Walker tossed some nice deep balls, but also overthrew some targets. He said he plans on working with his former receivers Keith Kirkwood and Ventell Bryant leading up to the draft.
NFL scouts, coaches like Martin-Oguike's explosiveness
Praise Martin-Oguike made a name for himself in the trenches on Temple's defensive line last season, recording 7½ sacks, 10 tackles for loss and forcing three fumbles.
But Martin-Oguike said teams at the next level really liked his movement in coverage at the linebacker position.
"They said I looked good with the change of direction stuff, so I'm able to play linebacker," Martin-Oguike said. "I have the quickness and I'm explosive enough to play it, so they felt good about that.
"Some teams see me as a rush end, but most teams want me as a rush linebacker or a MIKE linebacker."
Deloatch drawing interest on both sides of the ball
Last year, Romond Deloatch played defensive end and tight end for Temple.

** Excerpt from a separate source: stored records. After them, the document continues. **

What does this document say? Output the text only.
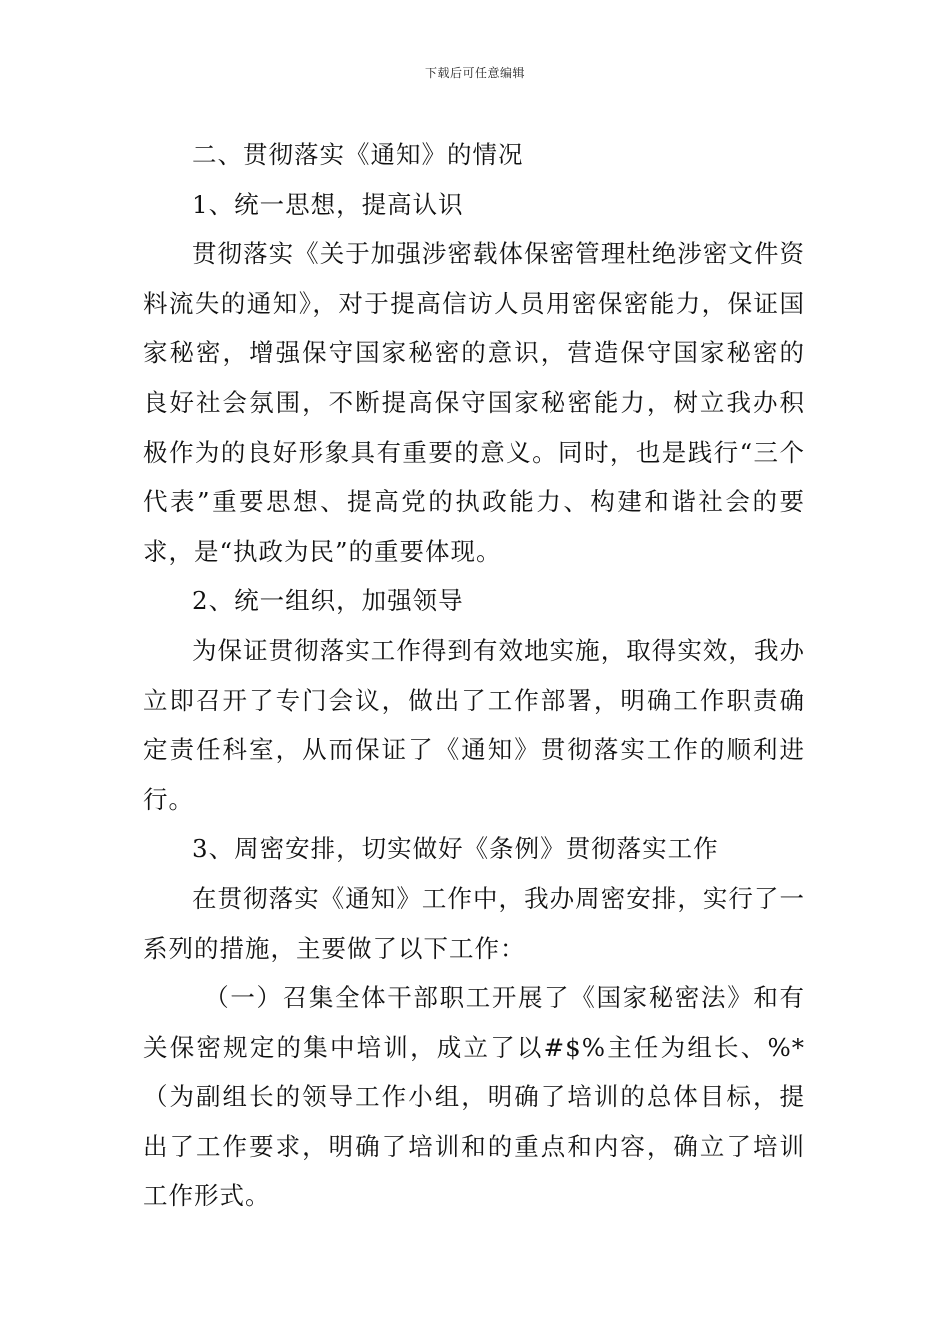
下载后可任意编辑

二、贯彻落实《通知》的情况

1、统一思想，提高认识

贯彻落实《关于加强涉密载体保密管理杜绝涉密文件资料流失的通知》，对于提高信访人员用密保密能力，保证国家秘密，增强保守国家秘密的意识，营造保守国家秘密的良好社会氛围，不断提高保守国家秘密能力，树立我办积极作为的良好形象具有重要的意义。同时，也是践行“三个代表”重要思想、提高党的执政能力、构建和谐社会的要求，是“执政为民”的重要体现。

2、统一组织，加强领导

为保证贯彻落实工作得到有效地实施，取得实效，我办立即召开了专门会议，做出了工作部署，明确工作职责确定责任科室，从而保证了《通知》贯彻落实工作的顺利进行。

3、周密安排，切实做好《条例》贯彻落实工作

在贯彻落实《通知》工作中，我办周密安排，实行了一系列的措施，主要做了以下工作：

（一）召集全体干部职工开展了《国家秘密法》和有关保密规定的集中培训，成立了以#$%主任为组长、%*（为副组长的领导工作小组，明确了培训的总体目标，提出了工作要求，明确了培训和的重点和内容，确立了培训工作形式。
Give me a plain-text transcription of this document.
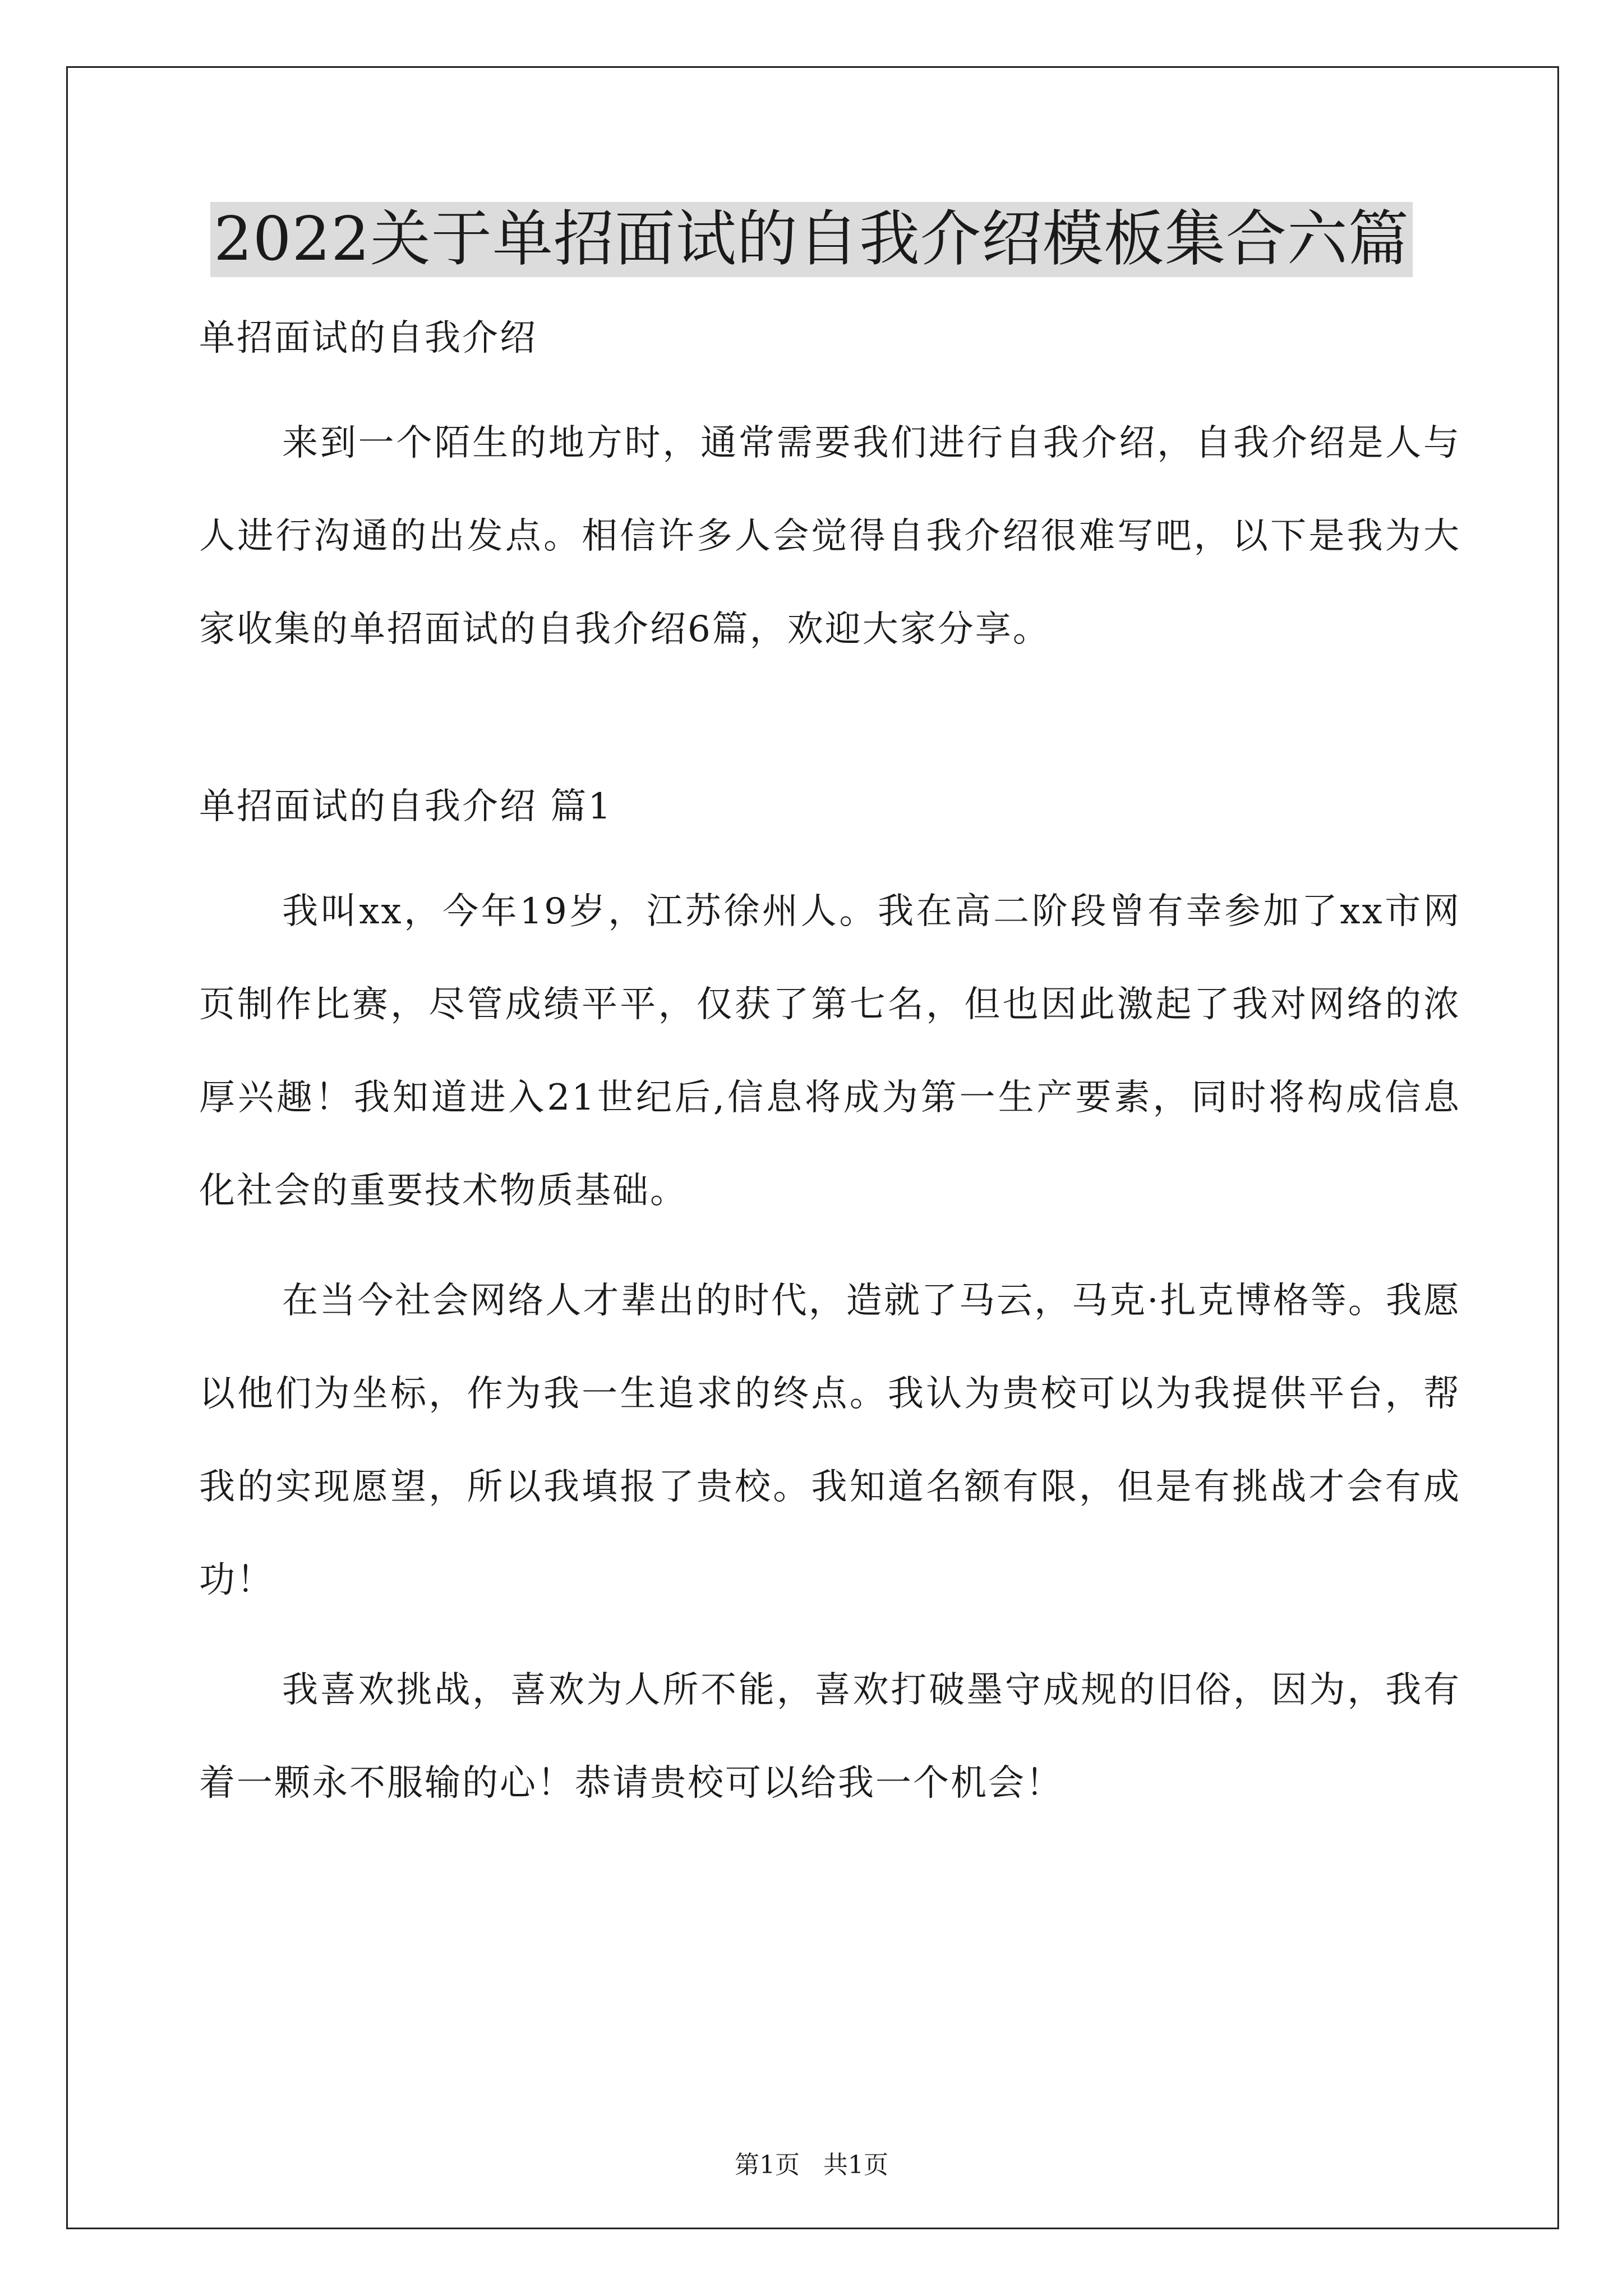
2022关于单招面试的自我介绍模板集合六篇

单招面试的自我介绍

来到一个陌生的地方时，通常需要我们进行自我介绍，自我介绍是人与人进行沟通的出发点。相信许多人会觉得自我介绍很难写吧，以下是我为大家收集的单招面试的自我介绍6篇，欢迎大家分享。

单招面试的自我介绍 篇1

我叫xx，今年19岁，江苏徐州人。我在高二阶段曾有幸参加了xx市网页制作比赛，尽管成绩平平，仅获了第七名，但也因此激起了我对网络的浓厚兴趣！我知道进入21世纪后,信息将成为第一生产要素，同时将构成信息化社会的重要技术物质基础。

在当今社会网络人才辈出的时代，造就了马云，马克·扎克博格等。我愿以他们为坐标，作为我一生追求的终点。我认为贵校可以为我提供平台，帮我的实现愿望，所以我填报了贵校。我知道名额有限，但是有挑战才会有成功！

我喜欢挑战，喜欢为人所不能，喜欢打破墨守成规的旧俗，因为，我有着一颗永不服输的心！恭请贵校可以给我一个机会！

第1页 共1页
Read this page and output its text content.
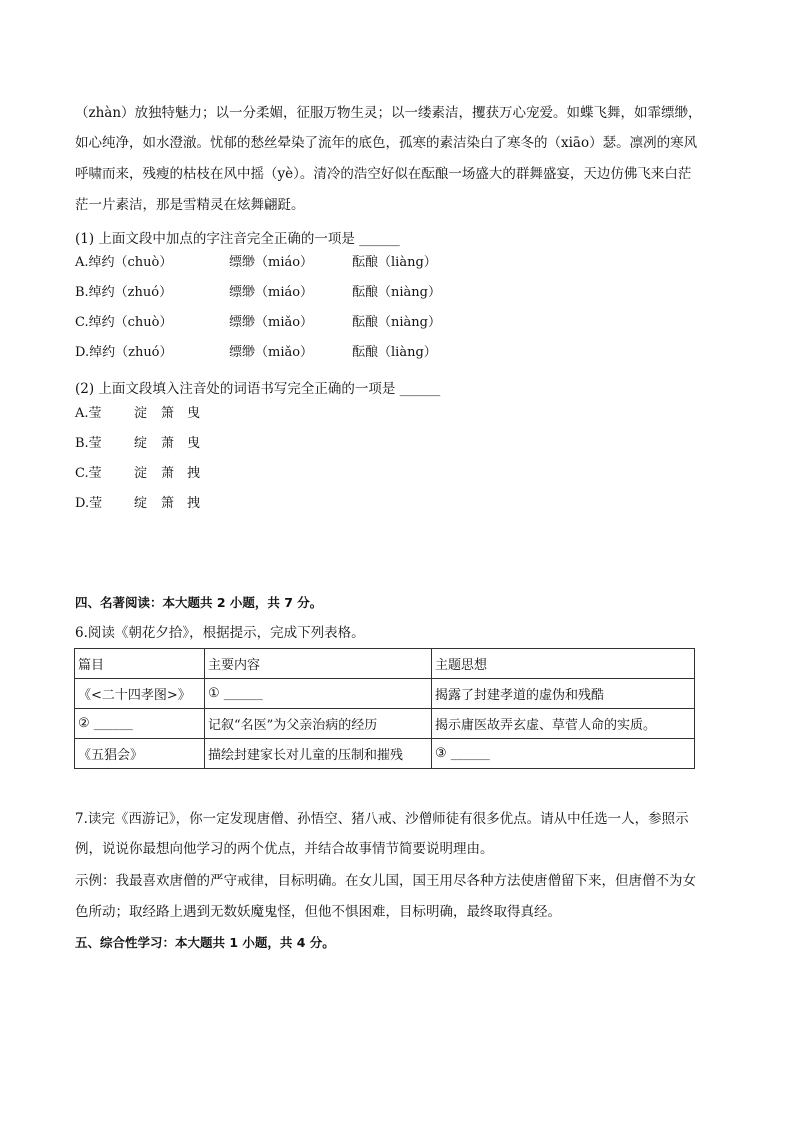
（zhàn）放独特魅力；以一分柔媚，征服万物生灵；以一缕素洁，攫获万心宠爱。如蝶飞舞，如霏缥缈，
如心纯净，如水澄澈。忧郁的愁丝晕染了流年的底色，孤寒的素洁染白了寒冬的（xiāo）瑟。凛冽的寒风
呼啸而来，残瘦的枯枝在风中摇（yè）。清冷的浩空好似在酝酿一场盛大的群舞盛宴，天边仿佛飞来白茫
茫一片素洁，那是雪精灵在炫舞翩跹。
(1) 上面文段中加点的字注音完全正确的一项是 ______
A.绰约（chuò）	缥缈（miáo）	酝酿（liàng）
B.绰约（zhuó）	缥缈（miáo）	酝酿（niàng）
C.绰约（chuò）	缥缈（miǎo）	酝酿（niàng）
D.绰约（zhuó）	缥缈（miǎo）	酝酿（liàng）
(2) 上面文段填入注音处的词语书写完全正确的一项是 ______
A.莹 淀 箫 曳
B.莹 绽 萧 曳
C.莹 淀 萧 拽
D.莹 绽 箫 拽
四、名著阅读：本大题共 2 小题，共 7 分。
6.阅读《朝花夕拾》，根据提示，完成下列表格。
篇目	主要内容	主题思想
《<二十四孝图>》	① ______	揭露了封建孝道的虚伪和残酷
② ______	记叙“名医”为父亲治病的经历	揭示庸医故弄玄虚、草菅人命的实质。
《五猖会》	描绘封建家长对儿童的压制和摧残	③ ______
7.读完《西游记》，你一定发现唐僧、孙悟空、猪八戒、沙僧师徒有很多优点。请从中任选一人，参照示
例，说说你最想向他学习的两个优点，并结合故事情节简要说明理由。
示例：我最喜欢唐僧的严守戒律，目标明确。在女儿国，国王用尽各种方法使唐僧留下来，但唐僧不为女
色所动；取经路上遇到无数妖魔鬼怪，但他不惧困难，目标明确，最终取得真经。
五、综合性学习：本大题共 1 小题，共 4 分。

He finished the year with 18 catches for 242 yards and a touchdown on offense, while racking up four sacks and seven tackles for a loss on defense.
Deloatch said teams like his experience on both sides of the ball. He added he doesn't have a preference of what side of the ball he's playing on, he just wants to help his team win like he did at Temple.
Williams thinks last year's draft class helped future classes
Last season, Temple players Robby Anderson and Kyle Friend signed on to practice squads and ended up making the team
Avery Williams believes this sends a message to the NFL about the kids coming out of Temple.
"A lot of people overlook Temple University, but what we do to the people who overlook us, we just punch them in the mouth and they can't deny it," Williams said.